Но мой ночной романтик? При чем он тут?
Он плавал, казалось, как рыба в воде, в этой элегантной гостиной. Костюм его был утрированно-изящен, разговор томно-жеманен. Он ничем – если не считать красоты – не отличался от остальных: эстетический петербургский юноша…
Нам философии не надо,
И глупых ссор.
Пусть будет жизнь одна отрада,
И милый вздор…
Оборачиваясь на публику и поблескивая поощряюще своими странными глазами из-под пенсне, ворковал Кузмин.
Я подошел и взял аплодировавшего Каннегисера за локоть.
– Вот уж не думал, что вам это может нравиться.
– Как? Вам не нравится пение Михаила Алексеевича?
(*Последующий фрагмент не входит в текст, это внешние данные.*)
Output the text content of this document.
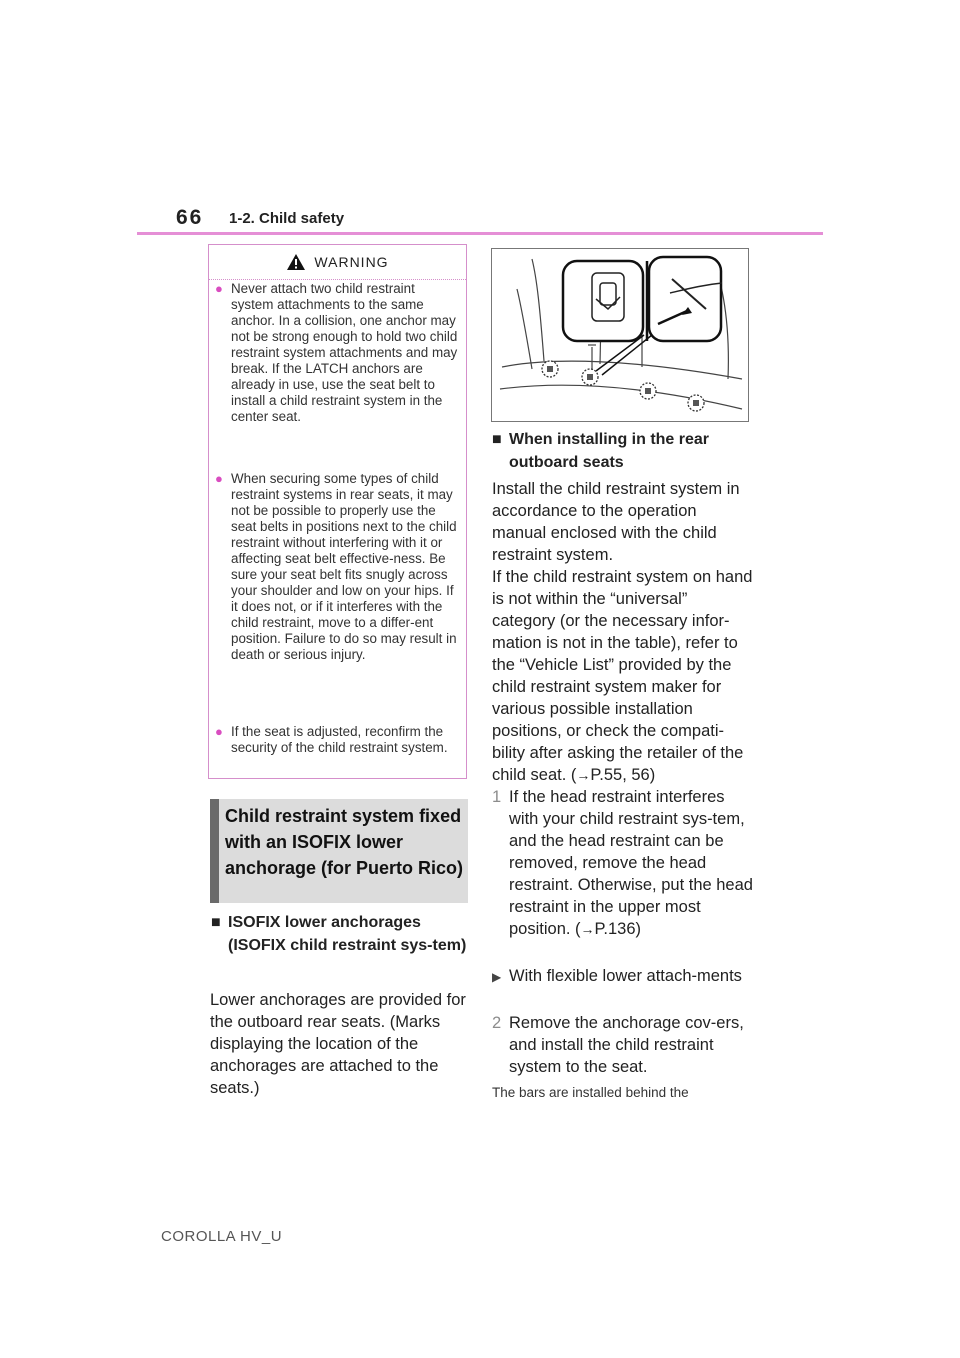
66 1-2. Child safety
WARNING
● Never attach two child restraint system attachments to the same anchor. In a collision, one anchor may not be strong enough to hold two child restraint system attachments and may break. If the LATCH anchors are already in use, use the seat belt to install a child restraint system in the center seat.
● When securing some types of child restraint systems in rear seats, it may not be possible to properly use the seat belts in positions next to the child restraint without interfering with it or affecting seat belt effective-ness. Be sure your seat belt fits snugly across your shoulder and low on your hips. If it does not, or if it interferes with the child restraint, move to a differ-ent position. Failure to do so may result in death or serious injury.
● If the seat is adjusted, reconfirm the security of the child restraint system.
Child restraint system fixed with an ISOFIX lower anchorage (for Puerto Rico)
■ ISOFIX lower anchorages (ISOFIX child restraint sys-tem)
Lower anchorages are provided for the outboard rear seats. (Marks displaying the location of the anchorages are attached to the seats.)
■ When installing in the rear outboard seats
Install the child restraint system in accordance to the operation manual enclosed with the child restraint system.
If the child restraint system on hand is not within the “universal” category (or the necessary infor-mation is not in the table), refer to the “Vehicle List” provided by the child restraint system maker for various possible installation positions, or check the compati-bility after asking the retailer of the child seat. (→P.55, 56)
1 If the head restraint interferes with your child restraint sys-tem, and the head restraint can be removed, remove the head restraint. Otherwise, put the head restraint in the upper most position. (→P.136)
▶ With flexible lower attach-ments
2 Remove the anchorage cov-ers, and install the child restraint system to the seat.
The bars are installed behind the
COROLLA HV_U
– Мне-то нравится. Но с вашими взглядами на жизнь этот „милый вздор“ как будто не вполне совпадает…
– Напротив, – он насмешливо раскланялся, – вполне совпадает. Не обижайтесь на меня, – тогда, в „Собаке“, я просто вас мистифицировал. Какие там подвиги…
…Он погиб слишком молодым, чтобы дописаться до „своего“. Оставшееся от него – только опыты, пробы пера, предчувствия. Но то, что это „настоящее“, видно по каждой строке.
…Каннегисера очень долго не казнили. Зачем это было нужно – не знаю. Долгие недели такой „жизни“ даже трудно себе представить. А ведь он „прожил“ их и, кроме страшной судьбы, которую сам себе выбрал, оставался тем же Ленечкой Каннегисером, двадцатилетним, влюбленным, гордым…» (Г. Иванов. Петербургские зимы).